= Martin Magga =

Solomon Islands politician (1953–2014)

Martin Magga (November 11, 1953 – August 25, 2014) was a member of the National Parliament of the Solomon Islands, representing the Temotu Pele constituency. He served as the Solomon Islands' Minister of Lands, Housing and Survey in Prime Minister Derek Sikua's Cabinet until May 2009, when he was transferred to the position of Minister for Health and Medical Services.

As Minister for Health, he announced that the government was implementing "a Sector Wide Approach (SWA) for the health sector": "The Sector Wide Approach brings together Government, donors and implementing partners under the leadership of Ministry of Health and Medical Services [...] in a more harmonised, integrated and coordinated effort to support the National Health Strategic Plan." The "main objectives" of this approach were "to raise quality and accessibility of health services and improve financial sustainability and the management of the health system".

Magga had also served as Minister for Justice in 2007, and was Acting Minister for Agriculture and Livestock for a time in 2008.

In May 2009, mere days after his appointment as Health Minister, and while returning from the World Health Assembly in Geneva, Magga "suddenly developed medical problems". He was hospitalised in Australia. The media reported that he had undergone "urgent surgery" and that he was in "critical condition".
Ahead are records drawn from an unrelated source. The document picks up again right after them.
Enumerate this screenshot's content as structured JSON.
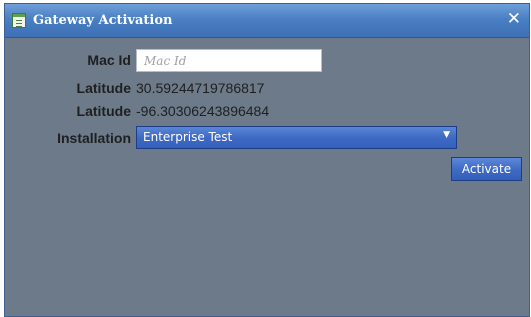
{
  "window": {
    "title": "Gateway Activation",
    "close_glyph": "✕",
    "title_icon": "form-icon",
    "close_icon": "close-icon"
  },
  "form": {
    "mac_id": {
      "label": "Mac Id",
      "value": "",
      "placeholder": "Mac Id"
    },
    "latitude": {
      "label": "Latitude",
      "value": "30.59244719786817"
    },
    "longitude": {
      "label": "Latitude",
      "value": "-96.30306243896484"
    },
    "installation": {
      "label": "Installation",
      "selected": "Enterprise Test"
    },
    "activate_label": "Activate"
  },
  "colors": {
    "title_bar": "#4a7fc3",
    "dialog_body": "#6c7a8a",
    "control_accent": "#3f6ac4"
  }
}
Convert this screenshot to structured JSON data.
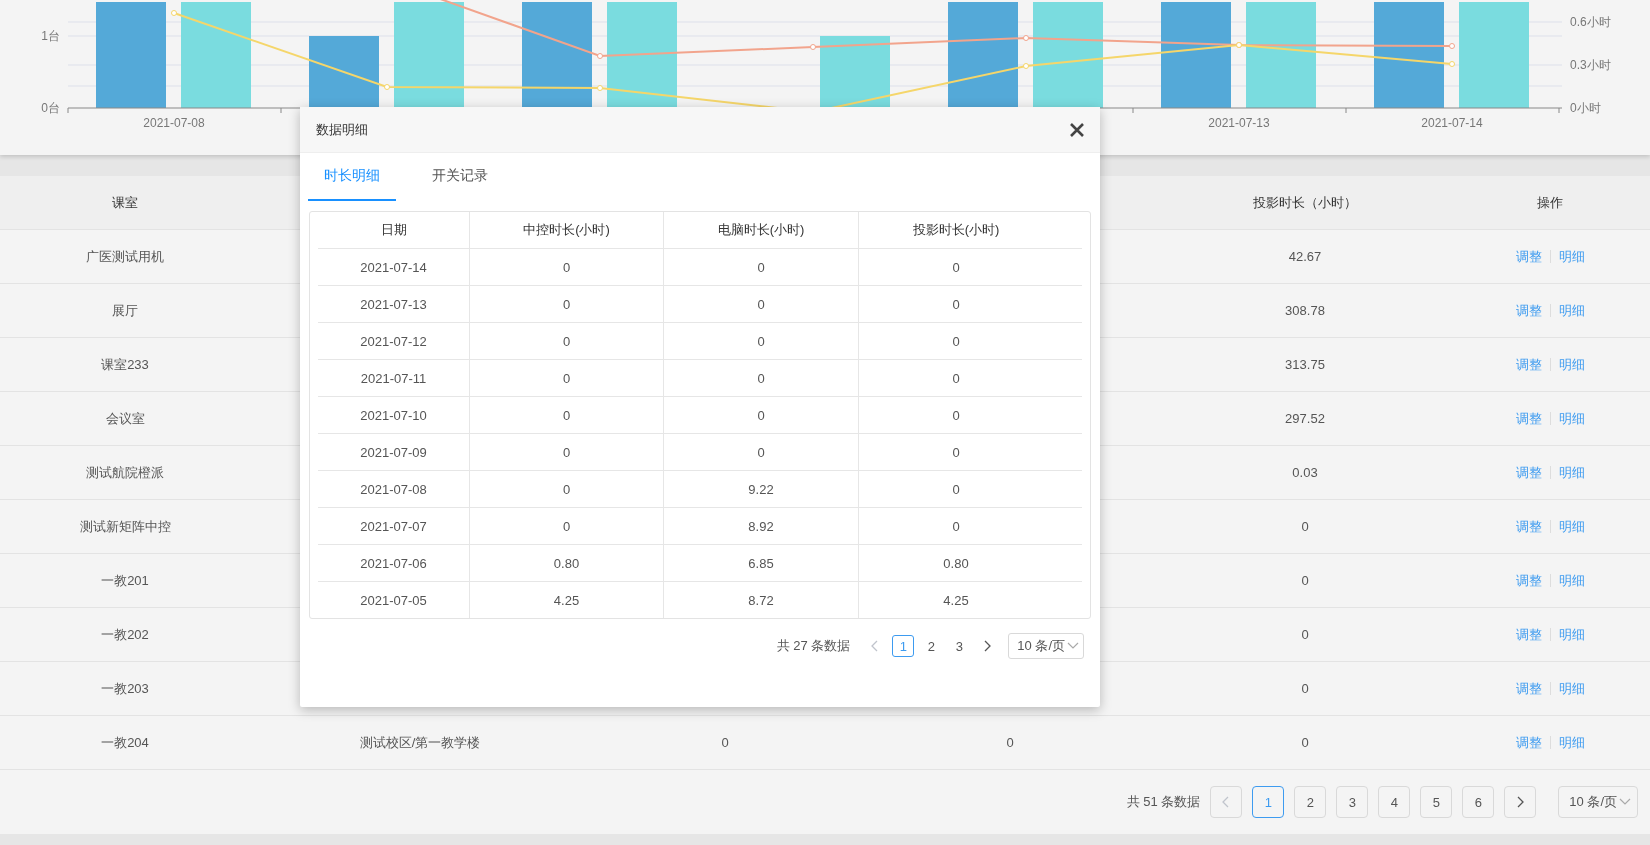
{
  "chart": {
    "left_axis_ticks": [
      "1台",
      "0台"
    ],
    "right_axis_ticks": [
      "0.6小时",
      "0.3小时",
      "0小时"
    ],
    "x_labels": [
      "2021-07-08",
      "2021-07-13",
      "2021-07-14"
    ]
  },
  "table": {
    "columns": [
      "课室",
      "投影时长（小时）",
      "操作"
    ],
    "rows": [
      {
        "room": "广医测试用机",
        "projection_hours": "42.67",
        "actions": [
          "调整",
          "明细"
        ]
      },
      {
        "room": "展厅",
        "projection_hours": "308.78",
        "actions": [
          "调整",
          "明细"
        ]
      },
      {
        "room": "课室233",
        "projection_hours": "313.75",
        "actions": [
          "调整",
          "明细"
        ]
      },
      {
        "room": "会议室",
        "projection_hours": "297.52",
        "actions": [
          "调整",
          "明细"
        ]
      },
      {
        "room": "测试航院橙派",
        "projection_hours": "0.03",
        "actions": [
          "调整",
          "明细"
        ]
      },
      {
        "room": "测试新矩阵中控",
        "projection_hours": "0",
        "actions": [
          "调整",
          "明细"
        ]
      },
      {
        "room": "一教201",
        "projection_hours": "0",
        "actions": [
          "调整",
          "明细"
        ]
      },
      {
        "room": "一教202",
        "projection_hours": "0",
        "actions": [
          "调整",
          "明细"
        ]
      },
      {
        "room": "一教203",
        "projection_hours": "0",
        "actions": [
          "调整",
          "明细"
        ]
      },
      {
        "room": "一教204",
        "column_2": "测试校区/第一教学楼",
        "column_3": "0",
        "column_4": "0",
        "projection_hours": "0",
        "actions": [
          "调整",
          "明细"
        ]
      }
    ]
  },
  "pagination": {
    "total": "共 51 条数据",
    "pages": [
      {
        "label": "1",
        "selected": true
      },
      {
        "label": "2",
        "selected": false
      },
      {
        "label": "3",
        "selected": false
      },
      {
        "label": "4",
        "selected": false
      },
      {
        "label": "5",
        "selected": false
      },
      {
        "label": "6",
        "selected": false
      }
    ],
    "page_size": "10 条/页"
  },
  "modal": {
    "title": "数据明细",
    "tabs": [
      {
        "label": "时长明细",
        "selected": true
      },
      {
        "label": "开关记录",
        "selected": false
      }
    ],
    "table": {
      "columns": [
        "日期",
        "中控时长(小时)",
        "电脑时长(小时)",
        "投影时长(小时)"
      ],
      "rows": [
        [
          "2021-07-14",
          "0",
          "0",
          "0"
        ],
        [
          "2021-07-13",
          "0",
          "0",
          "0"
        ],
        [
          "2021-07-12",
          "0",
          "0",
          "0"
        ],
        [
          "2021-07-11",
          "0",
          "0",
          "0"
        ],
        [
          "2021-07-10",
          "0",
          "0",
          "0"
        ],
        [
          "2021-07-09",
          "0",
          "0",
          "0"
        ],
        [
          "2021-07-08",
          "0",
          "9.22",
          "0"
        ],
        [
          "2021-07-07",
          "0",
          "8.92",
          "0"
        ],
        [
          "2021-07-06",
          "0.80",
          "6.85",
          "0.80"
        ],
        [
          "2021-07-05",
          "4.25",
          "8.72",
          "4.25"
        ]
      ]
    },
    "pagination": {
      "total": "共 27 条数据",
      "pages": [
        {
          "label": "1",
          "selected": true
        },
        {
          "label": "2",
          "selected": false
        },
        {
          "label": "3",
          "selected": false
        }
      ],
      "page_size": "10 条/页"
    }
  }
}
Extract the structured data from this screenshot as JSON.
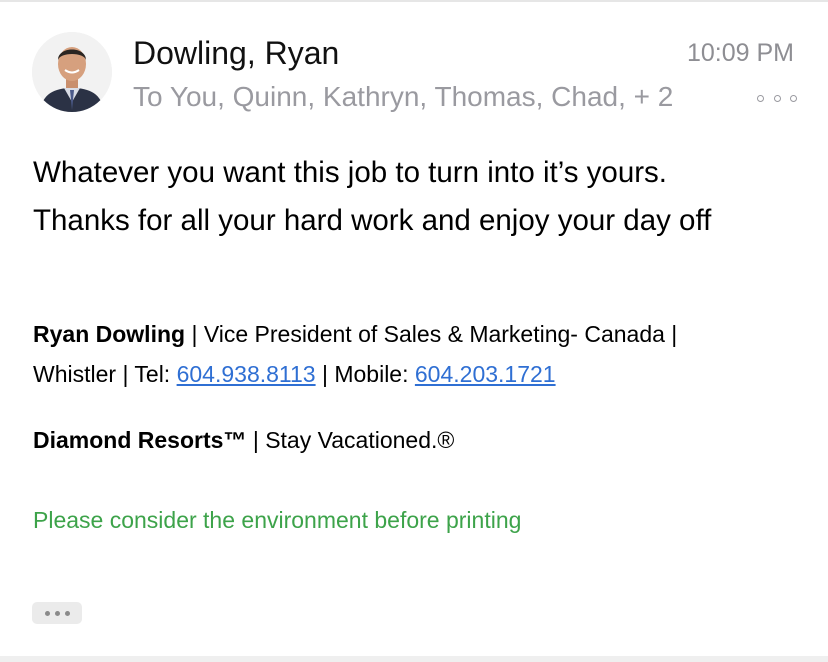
{
  "email": {
    "sender": "Dowling, Ryan",
    "time": "10:09 PM",
    "recipients": "To You, Quinn, Kathryn, Thomas, Chad, + 2",
    "body_lines": [
      "Whatever you want this job to turn into it’s yours.",
      "Thanks for all your hard work and enjoy your day off"
    ]
  },
  "signature": {
    "name": "Ryan Dowling",
    "title_part": " | Vice President of Sales & Marketing- Canada |",
    "location_tel_label": "Whistler | Tel: ",
    "tel": "604.938.8113",
    "mobile_label": " | Mobile: ",
    "mobile": "604.203.1721",
    "company": "Diamond Resorts™",
    "tagline": " | Stay Vacationed.®",
    "environment_note": "Please consider the environment before printing"
  },
  "icons": {
    "more_options": "ellipsis-circles-icon",
    "show_trimmed": "ellipsis-icon",
    "avatar": "sender-avatar"
  },
  "colors": {
    "link": "#2f6fd3",
    "environment_note": "#3da34a",
    "secondary_text": "#9a9aa0"
  }
}
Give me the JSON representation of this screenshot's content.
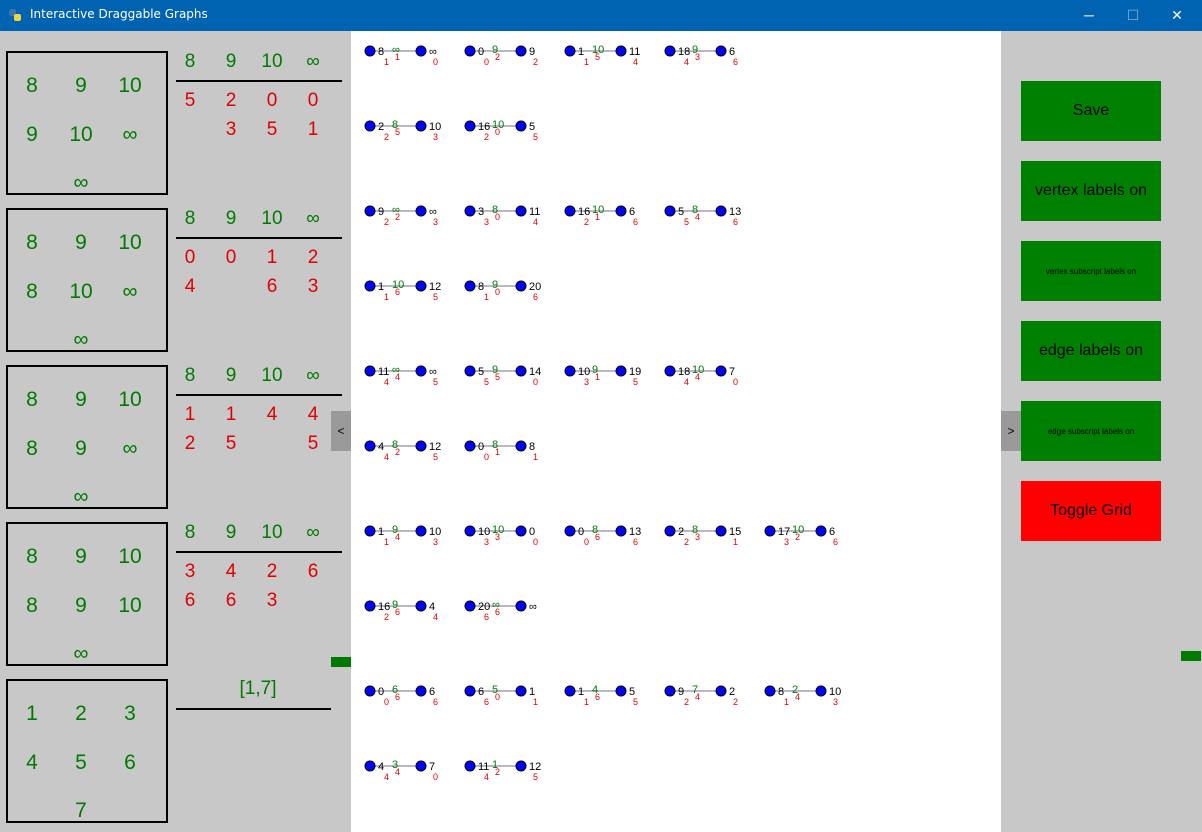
{
  "window": {
    "title": "Interactive Draggable Graphs",
    "controls": [
      "─",
      "☐",
      "✕"
    ]
  },
  "left": {
    "rows": [
      {
        "grid": [
          "8",
          "9",
          "10",
          "9",
          "10",
          "∞",
          "∞"
        ],
        "header": [
          "8",
          "9",
          "10",
          "∞"
        ],
        "row1": [
          "5",
          "2",
          "0",
          "0"
        ],
        "row2": [
          "",
          "3",
          "5",
          "1"
        ]
      },
      {
        "grid": [
          "8",
          "9",
          "10",
          "8",
          "10",
          "∞",
          "∞"
        ],
        "header": [
          "8",
          "9",
          "10",
          "∞"
        ],
        "row1": [
          "0",
          "0",
          "1",
          "2"
        ],
        "row2": [
          "4",
          "",
          "6",
          "3"
        ]
      },
      {
        "grid": [
          "8",
          "9",
          "10",
          "8",
          "9",
          "∞",
          "∞"
        ],
        "header": [
          "8",
          "9",
          "10",
          "∞"
        ],
        "row1": [
          "1",
          "1",
          "4",
          "4"
        ],
        "row2": [
          "2",
          "5",
          "",
          "5"
        ]
      },
      {
        "grid": [
          "8",
          "9",
          "10",
          "8",
          "9",
          "10",
          "∞"
        ],
        "header": [
          "8",
          "9",
          "10",
          "∞"
        ],
        "row1": [
          "3",
          "4",
          "2",
          "6"
        ],
        "row2": [
          "6",
          "6",
          "3",
          ""
        ]
      }
    ],
    "last": {
      "grid": [
        "1",
        "2",
        "3",
        "4",
        "5",
        "6",
        "7"
      ],
      "label": "[1,7]"
    },
    "collapse_label": "<"
  },
  "right": {
    "collapse_label": ">",
    "buttons": [
      {
        "label": "Save",
        "color": "#008000"
      },
      {
        "label": "vertex labels on",
        "color": "#008000"
      },
      {
        "label": "vertex subscript labels on",
        "color": "#008000"
      },
      {
        "label": "edge labels on",
        "color": "#008000"
      },
      {
        "label": "edge subscript labels on",
        "color": "#008000"
      },
      {
        "label": "Toggle Grid",
        "color": "#ff0000"
      }
    ]
  },
  "graphs": [
    [
      [
        [
          "8",
          "1",
          "∞",
          "1",
          "∞",
          "0"
        ],
        [
          "0",
          "0",
          "9",
          "2",
          "9",
          "2"
        ],
        [
          "1",
          "1",
          "10",
          "5",
          "11",
          "4"
        ],
        [
          "18",
          "4",
          "9",
          "3",
          "6",
          "6"
        ]
      ],
      [
        [
          "2",
          "2",
          "8",
          "5",
          "10",
          "3"
        ],
        [
          "16",
          "2",
          "10",
          "0",
          "5",
          "5"
        ]
      ]
    ],
    [
      [
        [
          "9",
          "2",
          "∞",
          "2",
          "∞",
          "3"
        ],
        [
          "3",
          "3",
          "8",
          "0",
          "11",
          "4"
        ],
        [
          "16",
          "2",
          "10",
          "1",
          "6",
          "6"
        ],
        [
          "5",
          "5",
          "8",
          "4",
          "13",
          "6"
        ]
      ],
      [
        [
          "1",
          "1",
          "10",
          "6",
          "12",
          "5"
        ],
        [
          "8",
          "1",
          "9",
          "0",
          "20",
          "6"
        ]
      ]
    ],
    [
      [
        [
          "11",
          "4",
          "∞",
          "4",
          "∞",
          "5"
        ],
        [
          "5",
          "5",
          "9",
          "5",
          "14",
          "0"
        ],
        [
          "10",
          "3",
          "9",
          "1",
          "19",
          "5"
        ],
        [
          "18",
          "4",
          "10",
          "4",
          "7",
          "0"
        ]
      ],
      [
        [
          "4",
          "4",
          "8",
          "2",
          "12",
          "5"
        ],
        [
          "0",
          "0",
          "8",
          "1",
          "8",
          "1"
        ]
      ]
    ],
    [
      [
        [
          "1",
          "1",
          "9",
          "4",
          "10",
          "3"
        ],
        [
          "10",
          "3",
          "10",
          "3",
          "0",
          "0"
        ],
        [
          "0",
          "0",
          "8",
          "6",
          "13",
          "6"
        ],
        [
          "2",
          "2",
          "8",
          "3",
          "15",
          "1"
        ],
        [
          "17",
          "3",
          "10",
          "2",
          "6",
          "6"
        ]
      ],
      [
        [
          "16",
          "2",
          "9",
          "6",
          "4",
          "4"
        ],
        [
          "20",
          "6",
          "∞",
          "6",
          "∞",
          ""
        ]
      ]
    ],
    [
      [
        [
          "0",
          "0",
          "6",
          "6",
          "6",
          "6"
        ],
        [
          "6",
          "6",
          "5",
          "0",
          "1",
          "1"
        ],
        [
          "1",
          "1",
          "4",
          "6",
          "5",
          "5"
        ],
        [
          "9",
          "2",
          "7",
          "4",
          "2",
          "2"
        ],
        [
          "8",
          "1",
          "2",
          "4",
          "10",
          "3"
        ]
      ],
      [
        [
          "4",
          "4",
          "3",
          "4",
          "7",
          "0"
        ],
        [
          "11",
          "4",
          "1",
          "2",
          "12",
          "5"
        ]
      ]
    ]
  ]
}
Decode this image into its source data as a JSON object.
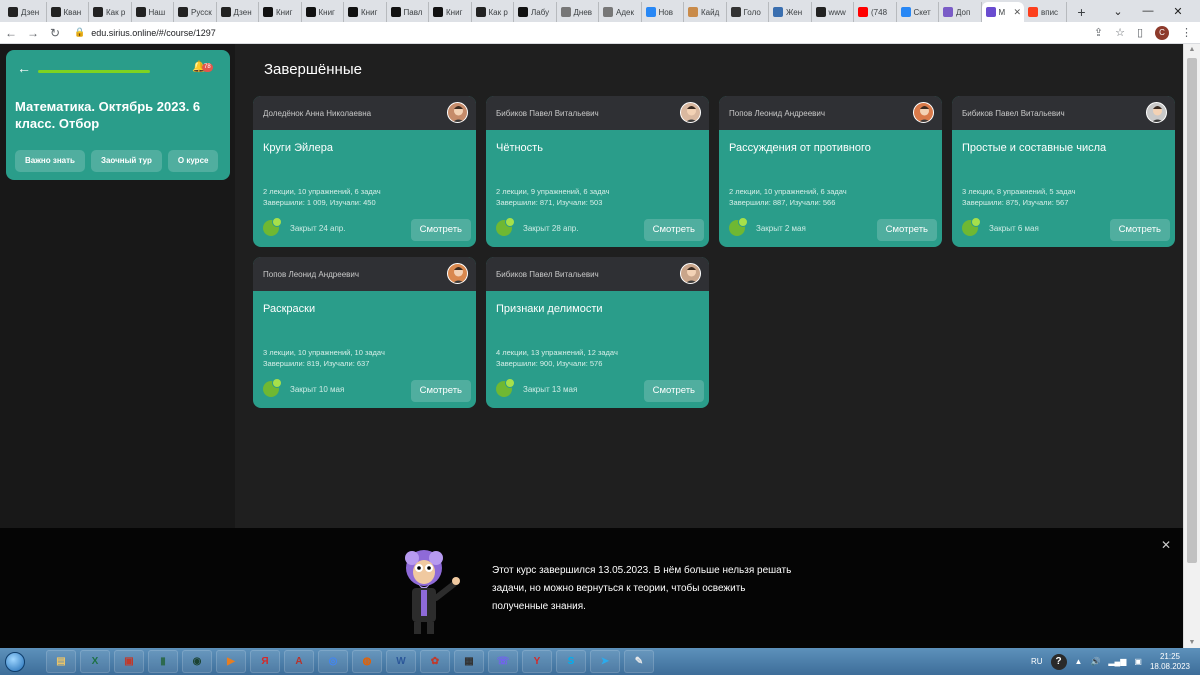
{
  "browser": {
    "tabs": [
      {
        "label": "Дзен",
        "color": "#222222"
      },
      {
        "label": "Кван",
        "color": "#222222"
      },
      {
        "label": "Как р",
        "color": "#222222"
      },
      {
        "label": "Наш",
        "color": "#222222"
      },
      {
        "label": "Русск",
        "color": "#222222"
      },
      {
        "label": "Дзен",
        "color": "#222222"
      },
      {
        "label": "Книг",
        "color": "#111111"
      },
      {
        "label": "Книг",
        "color": "#111111"
      },
      {
        "label": "Книг",
        "color": "#111111"
      },
      {
        "label": "Павл",
        "color": "#111111"
      },
      {
        "label": "Книг",
        "color": "#111111"
      },
      {
        "label": "Как р",
        "color": "#222222"
      },
      {
        "label": "Лабу",
        "color": "#111111"
      },
      {
        "label": "Днев",
        "color": "#777777"
      },
      {
        "label": "Адек",
        "color": "#777777"
      },
      {
        "label": "Нов",
        "color": "#2787f5"
      },
      {
        "label": "Кайд",
        "color": "#c98b4a"
      },
      {
        "label": "Голо",
        "color": "#333333"
      },
      {
        "label": "Жен",
        "color": "#3a6fb0"
      },
      {
        "label": "www",
        "color": "#222222"
      },
      {
        "label": "(748",
        "color": "#ff0000"
      },
      {
        "label": "Скет",
        "color": "#2787f5"
      },
      {
        "label": "Доп",
        "color": "#7a5cc7"
      },
      {
        "label": "М",
        "color": "#6a4cd0",
        "active": true
      },
      {
        "label": "впис",
        "color": "#fc3f1d"
      }
    ],
    "newtab": "+",
    "url": "edu.sirius.online/#/course/1297",
    "profile_initial": "С"
  },
  "course": {
    "title": "Математика. Октябрь 2023. 6 класс. Отбор",
    "notifications": "78",
    "buttons": [
      "Важно знать",
      "Заочный тур",
      "О курсе"
    ]
  },
  "section_title": "Завершённые",
  "cards": [
    {
      "author": "Доледёнок Анна Николаевна",
      "title": "Круги Эйлера",
      "stats1": "2 лекции, 10 упражнений, 6 задач",
      "stats2": "Завершили: 1 009, Изучали: 450",
      "closed": "Закрыт 24 апр.",
      "button": "Смотреть"
    },
    {
      "author": "Бибиков Павел Витальевич",
      "title": "Чётность",
      "stats1": "2 лекции, 9 упражнений, 6 задач",
      "stats2": "Завершили: 871, Изучали: 503",
      "closed": "Закрыт 28 апр.",
      "button": "Смотреть"
    },
    {
      "author": "Попов Леонид Андреевич",
      "title": "Рассуждения от противного",
      "stats1": "2 лекции, 10 упражнений, 6 задач",
      "stats2": "Завершили: 887, Изучали: 566",
      "closed": "Закрыт 2 мая",
      "button": "Смотреть"
    },
    {
      "author": "Бибиков Павел Витальевич",
      "title": "Простые и составные числа",
      "stats1": "3 лекции, 8 упражнений, 5 задач",
      "stats2": "Завершили: 875, Изучали: 567",
      "closed": "Закрыт 6 мая",
      "button": "Смотреть"
    },
    {
      "author": "Попов Леонид Андреевич",
      "title": "Раскраски",
      "stats1": "3 лекции, 10 упражнений, 10 задач",
      "stats2": "Завершили: 819, Изучали: 637",
      "closed": "Закрыт 10 мая",
      "button": "Смотреть"
    },
    {
      "author": "Бибиков Павел Витальевич",
      "title": "Признаки делимости",
      "stats1": "4 лекции, 13 упражнений, 12 задач",
      "stats2": "Завершили: 900, Изучали: 576",
      "closed": "Закрыт 13 мая",
      "button": "Смотреть"
    }
  ],
  "banner": {
    "message": "Этот курс завершился 13.05.2023. В нём больше нельзя решать задачи, но можно вернуться к теории, чтобы освежить полученные знания."
  },
  "taskbar": {
    "apps": [
      "explorer",
      "excel",
      "presentation",
      "app",
      "eye",
      "media",
      "yandex-browser",
      "pdf",
      "chrome",
      "firefox",
      "word",
      "video",
      "app2",
      "viber",
      "yandex",
      "skype",
      "telegram",
      "paint"
    ],
    "app_glyphs": [
      "▤",
      "X",
      "▣",
      "▮",
      "◉",
      "▶",
      "Я",
      "A",
      "◎",
      "◍",
      "W",
      "✿",
      "▦",
      "☏",
      "Y",
      "S",
      "➤",
      "✎"
    ],
    "app_colors": [
      "#e9c46a",
      "#1e7145",
      "#c0392b",
      "#2d6a4f",
      "#1b4332",
      "#e67e22",
      "#d62828",
      "#b8322a",
      "#4285f4",
      "#e66000",
      "#2b579a",
      "#c0392b",
      "#333333",
      "#7360f2",
      "#d62828",
      "#00aff0",
      "#2aabee",
      "#e9e9e9"
    ],
    "lang": "RU",
    "time": "21:25",
    "date": "18.08.2023"
  }
}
In June, he was "relieved of his ministerial duties on medical grounds" and replaced by Clay Forau Soalaoi. The Solomon Star reported Australian doctors as saying that Magga would "not be able to function as he previously did, either as minister or as member of parliament", due to "a series of complications during and after surgery". He remained on life support but reportedly showed "slight improvement".

He was, nonetheless, successfully returned to Parliament in the August 2010 general election, though he was not given a Cabinet position. He used a wheelchair from then on. In April 2012, it was reported that constituents had visited him twice to ask him to resign due to his health. He died two years later, while still serving as an MP.